Just like dating, there is no right or wrong way to find your coach. The best way to know is to try it out yourself. Most coaches offer a complimentary/discounted first session to get you started.
What Is NOT Coaching?
While coaching makes your life better, it is important to clarify the expectations by understanding that coaching is different from consulting, mentoring, or therapy.
- Consulting: someone uses expertise and analysis to tell you what to do
- Mentoring: someone shares their experience so that you can learn from it
- Therapy: a licensed professional treats you as a patient to normal functioning
What Is Coaching?
To me, coaching is a creative partnership that helps you build awareness, accelerate career growth, and carry out lasting life changes. If you don’t find that with your coach, it’s time to find someone else.
How to find your coach?
With that caveat, let’s talk about how you can find the coach that fits your needs.

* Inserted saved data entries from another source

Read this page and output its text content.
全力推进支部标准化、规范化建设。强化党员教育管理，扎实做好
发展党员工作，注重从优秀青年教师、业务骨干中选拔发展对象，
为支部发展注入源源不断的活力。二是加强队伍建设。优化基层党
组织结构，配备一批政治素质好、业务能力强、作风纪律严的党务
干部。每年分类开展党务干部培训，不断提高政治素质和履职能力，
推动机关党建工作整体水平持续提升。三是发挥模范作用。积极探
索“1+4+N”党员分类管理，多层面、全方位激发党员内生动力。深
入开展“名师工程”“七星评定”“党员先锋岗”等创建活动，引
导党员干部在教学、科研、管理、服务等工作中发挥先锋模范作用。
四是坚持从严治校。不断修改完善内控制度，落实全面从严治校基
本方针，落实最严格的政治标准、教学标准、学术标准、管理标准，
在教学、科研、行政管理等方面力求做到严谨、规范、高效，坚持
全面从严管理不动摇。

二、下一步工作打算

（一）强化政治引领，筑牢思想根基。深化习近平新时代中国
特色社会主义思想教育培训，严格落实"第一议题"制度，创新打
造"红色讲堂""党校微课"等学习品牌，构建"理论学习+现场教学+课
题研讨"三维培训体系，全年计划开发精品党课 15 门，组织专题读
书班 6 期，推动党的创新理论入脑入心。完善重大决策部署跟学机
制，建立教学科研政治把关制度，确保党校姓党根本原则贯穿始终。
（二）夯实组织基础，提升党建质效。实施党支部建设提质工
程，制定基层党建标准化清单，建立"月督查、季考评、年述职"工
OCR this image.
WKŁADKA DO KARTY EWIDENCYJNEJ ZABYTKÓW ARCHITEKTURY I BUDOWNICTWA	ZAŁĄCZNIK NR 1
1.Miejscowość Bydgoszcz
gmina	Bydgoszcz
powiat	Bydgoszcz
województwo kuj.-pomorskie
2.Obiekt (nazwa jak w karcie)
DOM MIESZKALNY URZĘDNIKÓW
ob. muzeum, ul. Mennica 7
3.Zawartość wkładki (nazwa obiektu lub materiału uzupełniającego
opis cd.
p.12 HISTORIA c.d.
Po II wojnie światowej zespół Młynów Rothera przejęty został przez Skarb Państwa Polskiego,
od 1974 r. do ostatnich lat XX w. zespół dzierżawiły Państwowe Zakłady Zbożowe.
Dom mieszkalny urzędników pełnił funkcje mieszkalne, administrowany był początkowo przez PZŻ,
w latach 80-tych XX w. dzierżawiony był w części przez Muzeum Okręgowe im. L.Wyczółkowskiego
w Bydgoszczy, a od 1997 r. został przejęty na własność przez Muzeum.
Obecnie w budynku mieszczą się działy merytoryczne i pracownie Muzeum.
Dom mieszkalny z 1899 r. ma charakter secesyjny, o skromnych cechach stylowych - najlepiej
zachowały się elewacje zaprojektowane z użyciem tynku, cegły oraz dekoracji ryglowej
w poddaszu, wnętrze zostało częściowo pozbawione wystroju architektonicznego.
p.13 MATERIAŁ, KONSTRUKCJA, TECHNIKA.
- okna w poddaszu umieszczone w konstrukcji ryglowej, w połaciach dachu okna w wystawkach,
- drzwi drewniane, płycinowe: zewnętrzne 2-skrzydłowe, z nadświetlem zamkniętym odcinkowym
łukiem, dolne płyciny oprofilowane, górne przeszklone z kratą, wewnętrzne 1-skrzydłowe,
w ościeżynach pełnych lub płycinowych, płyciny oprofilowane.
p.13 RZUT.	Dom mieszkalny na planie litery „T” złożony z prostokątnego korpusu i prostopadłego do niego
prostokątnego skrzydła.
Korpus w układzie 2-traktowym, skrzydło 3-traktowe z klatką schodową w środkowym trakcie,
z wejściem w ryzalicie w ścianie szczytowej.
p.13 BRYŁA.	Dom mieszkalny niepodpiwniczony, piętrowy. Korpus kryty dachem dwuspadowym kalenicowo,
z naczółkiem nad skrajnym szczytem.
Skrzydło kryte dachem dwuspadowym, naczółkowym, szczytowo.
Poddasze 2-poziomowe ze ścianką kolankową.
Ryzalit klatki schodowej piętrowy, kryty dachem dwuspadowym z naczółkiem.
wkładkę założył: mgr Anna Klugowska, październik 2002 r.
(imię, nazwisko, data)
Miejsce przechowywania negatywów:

- Know what you want: Are you looking for professional help or therapy? Make sure that you do some research to understand what coaching really is.
- Know your budget: What’s your budget? Elite exec coaches charge $2,500-$10,000+ while career coaches charge $700-$1000 for monthly engagements.

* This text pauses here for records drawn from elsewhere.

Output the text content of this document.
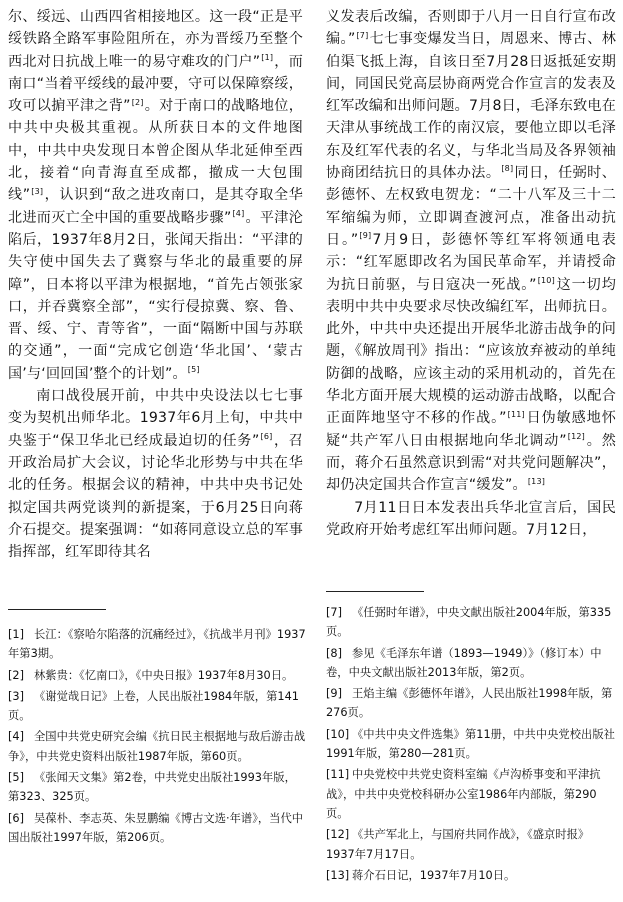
尔、绥远、山西四省相接地区。这一段“正是平绥铁路全路军事险阻所在，亦为晋绥乃至整个西北对日抗战上唯一的易守难攻的门户”[1]，而南口“当着平绥线的最冲要，守可以保障察绥，攻可以掮平津之背”[2]。对于南口的战略地位，中共中央极其重视。从所获日本的文件地图中，中共中央发现日本曾企图从华北延伸至西北，接着“向青海直至成都，撤成一大包围线”[3]，认识到“敌之进攻南口，是其夺取全华北进而灭亡全中国的重要战略步骤”[4]。平津沦陷后，1937年8月2日，张闻天指出：“平津的失守使中国失去了冀察与华北的最重要的屏障”，日本将以平津为根据地，“首先占领张家口，并吞冀察全部”，“实行侵掠冀、察、鲁、晋、绥、宁、青等省”，一面“隔断中国与苏联的交通”，一面“完成它创造‘华北国’、‘蒙古国’与‘回回国’整个的计划”。[5]

南口战役展开前，中共中央设法以七七事变为契机出师华北。1937年6月上旬，中共中央鉴于“保卫华北已经成最迫切的任务”[6]，召开政治局扩大会议，讨论华北形势与中共在华北的任务。根据会议的精神，中共中央书记处拟定国共两党谈判的新提案，于6月25日向蒋介石提交。提案强调：“如蒋同意设立总的军事指挥部，红军即待其名

义发表后改编，否则即于八月一日自行宣布改编。”[7]七七事变爆发当日，周恩来、博古、林伯渠飞抵上海，自该日至7月28日返抵延安期间，同国民党高层协商两党合作宣言的发表及红军改编和出师问题。7月8日，毛泽东致电在天津从事统战工作的南汉宸，要他立即以毛泽东及红军代表的名义，与华北当局及各界领袖协商团结抗日的具体办法。[8]同日，任弼时、彭德怀、左权致电贺龙：“二十八军及三十二军缩编为师，立即调查渡河点，准备出动抗日。”[9]7月9日，彭德怀等红军将领通电表示：“红军愿即改名为国民革命军，并请授命为抗日前驱，与日寇决一死战。”[10]这一切均表明中共中央要求尽快改编红军，出师抗日。此外，中共中央还提出开展华北游击战争的问题，《解放周刊》指出：“应该放弃被动的单纯防御的战略，应该主动的采用机动的，首先在华北方面开展大规模的运动游击战略，以配合正面阵地坚守不移的作战。”[11]日伪敏感地怀疑“共产军八日由根据地向华北调动”[12]。然而，蒋介石虽然意识到需“对共党问题解决”，却仍决定国共合作宣言“缓发”。[13]

7月11日日本发表出兵华北宣言后，国民党政府开始考虑红军出师问题。7月12日，

[1] 长江：《察哈尔陷落的沉痛经过》，《抗战半月刊》1937年第3期。
[2] 林紫贵：《忆南口》，《中央日报》1937年8月30日。
[3] 《谢觉哉日记》上卷，人民出版社1984年版，第141页。
[4] 全国中共党史研究会编《抗日民主根据地与敌后游击战争》，中共党史资料出版社1987年版，第60页。
[5] 《张闻天文集》第2卷，中共党史出版社1993年版，第323、325页。
[6] 吴葆朴、李志英、朱昱鹏编《博古文选·年谱》，当代中国出版社1997年版，第206页。
[7] 《任弼时年谱》，中央文献出版社2004年版，第335页。
[8] 参见《毛泽东年谱（1893—1949）》（修订本）中卷，中央文献出版社2013年版，第2页。
[9] 王焰主编《彭德怀年谱》，人民出版社1998年版，第276页。
[10] 《中共中央文件选集》第11册，中共中央党校出版社1991年版，第280—281页。
[11] 中央党校中共党史资料室编《卢沟桥事变和平津抗战》，中共中央党校科研办公室1986年内部版，第290页。
[12] 《共产军北上，与国府共同作战》，《盛京时报》1937年7月17日。
[13] 蒋介石日记，1937年7月10日。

- Take the test drive seriously: You don’t have to share everything about your life in the first session because you’ll get plenty of time to do so if that’s the right match. Instead, come with the toughest problem you are facing at the moment, get concrete questions/feedback, and validate them immediately. IMO, this is the most effective way to see if this coach works and maximize your investment.
- Trust your intuition: In the first session, you want to see if you could trust and get comfortable with the coach. Just like dating, this is ultimately how you decide whether you are going to invest in the relationship.
A Real Conversation With My Coach
Be Crisp & Concise
“Charlie, ask me a really hard question.”
I threw my coach a curveball after four coaching sessions.
After all, we have worked through how to let go of a team member, deliver hard feedback, influence senior leaderships, and polishing my performance review. Plus, great coach asks great questions. I couldn’t be more excited.
Which is why I was on the edge of my seat beaming to take the hard question, as a preparation for an open-floor Q&A I’m going to do soon. Now I’m about to share a snippet of what we talked about in the coaching session.
“Charlene, you are balancing so much. You have LivingOS and a challenging job, managing difficult stakeholders, at Google. You’ve just started. Just curious, how much experience do you really have doing both of these jobs?”
That’s the question.
In that question alone, he mentioned the thing I cared the most about, the day job I spent a non-trivial period time on, the key challenge I was managing that day, and the balancing question I often got asked.
Before you read on to my reply, I want you to take a moment and think of your own answer.
Here’s what I said…
“How to balance a challenging full time job and a passionate hustle?
Prioritization. Being really clear about my priorities, how much time I spend on each of them, and how I could use one to fuel the other one as I switch over.”
How is your answer different from mine?
Before I jump on to analyze the structure behind my response, Charlie gave me another question:
“Do you feel like you have been able to give the right attention and coaching to your people in LivingOS, considering that they are also trying to find their way and you are also trying to find your way?”
Another question I love.
Again, before you peek at my answer, take a moment to come up with your own response.
Here’s what I said…
“How do I maximize my coaching to my LivingOS team and students?
Empathy. I’ve been there. I’m still in the process, so I know how exactly they feel. I know the struggle and how I could offer a framework that works.”
Do you see what I am doing here?
PS – More on how to be crisp & concise in Q&A?
- Listen (without rushing to think about the answer). This is what active listening takes.
- Repeat & Rephrase (without saying “the question is”). I caught myself starting the response with “the question is…” three times.
When I started the answer with “How to balance a challenging full-time job and a passionate hustle?” and “How do I maximize my coaching to LivingOS’s team and students?” the response became much more powerful.
- Lead with the Answer (with one word or two). That’s how you lead the audience with strong confidence and credibility.